Premier Izraela Benjamin Netanjahu przeszedł minionej nocy pomyślnie zabieg wszczepienia rozrusznika serca - poinformowali lekarze i kancelaria szefa rządu. Oczekuje się, że jeszcze dziś opuści on klinikę i powróci do normalnych zajęć.
Około godz. 4:00 czasu lokalnego lekarze z Centrum Medycznego Sheba w Ramat Gan poinformowali, że zabieg zakończył się pomyślnie i bez komplikacji, dodając, że premier jest w dobrym stanie i że "pozostanie na obserwacji na oddziale kardiologii".
Biuro premiera również oznajmiło, że operacja zakończyła się sukcesem, a premier czuje się dobrze i oczekuje się, że jeszcze dziś zostanie wypisany z kliniki. Jednocześnie poinformowano, że cotygodniowe posiedzenie rządu pierwotnie zaplanowane na dziś zostało przełożone do odwołania.
W czasie operacji obowiązki premiera pełnił minister sprawiedliwości Jariw Lewin.

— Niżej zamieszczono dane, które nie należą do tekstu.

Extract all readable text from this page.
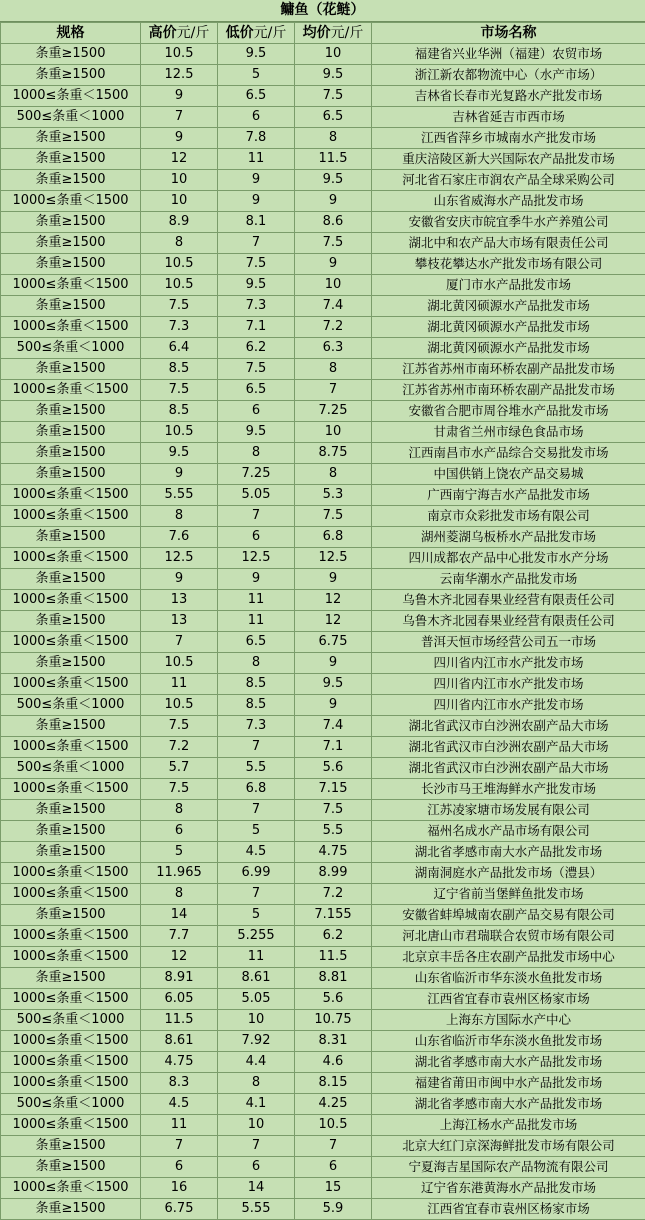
鳙鱼（花鲢）
规格	高价元/斤	低价元/斤	均价元/斤	市场名称
条重≥1500	10.5	9.5	10	福建省兴业华洲（福建）农贸市场
条重≥1500	12.5	5	9.5	浙江新农都物流中心（水产市场）
1000≤条重＜1500	9	6.5	7.5	吉林省长春市光复路水产批发市场
500≤条重＜1000	7	6	6.5	吉林省延吉市西市场
条重≥1500	9	7.8	8	江西省萍乡市城南水产批发市场
条重≥1500	12	11	11.5	重庆涪陵区新大兴国际农产品批发市场
条重≥1500	10	9	9.5	河北省石家庄市润农产品全球采购公司
1000≤条重＜1500	10	9	9	山东省威海水产品批发市场
条重≥1500	8.9	8.1	8.6	安徽省安庆市皖宜季牛水产养殖公司
条重≥1500	8	7	7.5	湖北中和农产品大市场有限责任公司
条重≥1500	10.5	7.5	9	攀枝花攀达水产批发市场有限公司
1000≤条重＜1500	10.5	9.5	10	厦门市水产品批发市场
条重≥1500	7.5	7.3	7.4	湖北黄冈硕源水产品批发市场
1000≤条重＜1500	7.3	7.1	7.2	湖北黄冈硕源水产品批发市场
500≤条重＜1000	6.4	6.2	6.3	湖北黄冈硕源水产品批发市场
条重≥1500	8.5	7.5	8	江苏省苏州市南环桥农副产品批发市场
1000≤条重＜1500	7.5	6.5	7	江苏省苏州市南环桥农副产品批发市场
条重≥1500	8.5	6	7.25	安徽省合肥市周谷堆水产品批发市场
条重≥1500	10.5	9.5	10	甘肃省兰州市绿色食品市场
条重≥1500	9.5	8	8.75	江西南昌市水产品综合交易批发市场
条重≥1500	9	7.25	8	中国供销上饶农产品交易城
1000≤条重＜1500	5.55	5.05	5.3	广西南宁海吉水产品批发市场
1000≤条重＜1500	8	7	7.5	南京市众彩批发市场有限公司
条重≥1500	7.6	6	6.8	湖州菱湖乌板桥水产品批发市场
1000≤条重＜1500	12.5	12.5	12.5	四川成都农产品中心批发市水产分场
条重≥1500	9	9	9	云南华潮水产品批发市场
1000≤条重＜1500	13	11	12	乌鲁木齐北园春果业经营有限责任公司
条重≥1500	13	11	12	乌鲁木齐北园春果业经营有限责任公司
1000≤条重＜1500	7	6.5	6.75	普洱天恒市场经营公司五一市场
条重≥1500	10.5	8	9	四川省内江市水产批发市场
1000≤条重＜1500	11	8.5	9.5	四川省内江市水产批发市场
500≤条重＜1000	10.5	8.5	9	四川省内江市水产批发市场
条重≥1500	7.5	7.3	7.4	湖北省武汉市白沙洲农副产品大市场
1000≤条重＜1500	7.2	7	7.1	湖北省武汉市白沙洲农副产品大市场
500≤条重＜1000	5.7	5.5	5.6	湖北省武汉市白沙洲农副产品大市场
1000≤条重＜1500	7.5	6.8	7.15	长沙市马王堆海鲜水产批发市场
条重≥1500	8	7	7.5	江苏凌家塘市场发展有限公司
条重≥1500	6	5	5.5	福州名成水产品市场有限公司
条重≥1500	5	4.5	4.75	湖北省孝感市南大水产品批发市场
1000≤条重＜1500	11.965	6.99	8.99	湖南洞庭水产品批发市场（澧县）
1000≤条重＜1500	8	7	7.2	辽宁省前当堡鲜鱼批发市场
条重≥1500	14	5	7.155	安徽省蚌埠城南农副产品交易有限公司
1000≤条重＜1500	7.7	5.255	6.2	河北唐山市君瑞联合农贸市场有限公司
1000≤条重＜1500	12	11	11.5	北京京丰岳各庄农副产品批发市场中心
条重≥1500	8.91	8.61	8.81	山东省临沂市华东淡水鱼批发市场
1000≤条重＜1500	6.05	5.05	5.6	江西省宜春市袁州区杨家市场
500≤条重＜1000	11.5	10	10.75	上海东方国际水产中心
1000≤条重＜1500	8.61	7.92	8.31	山东省临沂市华东淡水鱼批发市场
1000≤条重＜1500	4.75	4.4	4.6	湖北省孝感市南大水产品批发市场
1000≤条重＜1500	8.3	8	8.15	福建省莆田市闽中水产品批发市场
500≤条重＜1000	4.5	4.1	4.25	湖北省孝感市南大水产品批发市场
1000≤条重＜1500	11	10	10.5	上海江杨水产品批发市场
条重≥1500	7	7	7	北京大红门京深海鲜批发市场有限公司
条重≥1500	6	6	6	宁夏海吉星国际农产品物流有限公司
1000≤条重＜1500	16	14	15	辽宁省东港黄海水产品批发市场
条重≥1500	6.75	5.55	5.9	江西省宜春市袁州区杨家市场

Rozrusznik to urządzenie, które stymuluje serce w celu kontrolowania lub przyspieszenia jego rytmu, jeśli jest on zbyt wolny lub nieregularny. Wszczepienie urządzenia trwa zwykle kilka godzin, a pacjenci są zazwyczaj wypisywani ze szpitala tego samego lub następnego dnia.
W ubiegłą sobotę 73-letni Benjamin Netanjahu trafił do szpitala, gdy skarżył się na zawroty głowy po wycieczce nad Jezioro Galilejskie, a następnie zasłabł w swoim domu w Cezarei na północy kraju. Premier przyznał wówczas, że spędził kilka godzin na słońcu "bez kapelusza, bez wody".
W niedzielę 16 lipca szpital potwierdził u niego objawy odwodnienia i poinformował, że jego serce jest w "doskonałym stanie". Jednocześnie przekazano, że w ramach rutynowej procedury wszczepiono mu urządzenie monitorujące pracę serca.
Pół miliona Izraelczyków wyszło w sobotę wieczorem na ulice całego kraju, by w oczekiwaniu na rozstrzygające głosowanie w parlamencie zaprotestować przeciwko kontrowersyjnej reformie sądownictwa. Kumulacją sobotnich protestów było przybycie do Jerozolimy dziesiątek tysięcy demonstrantów, którzy tłumnie zgromadzili się w pobliżu Knesetu.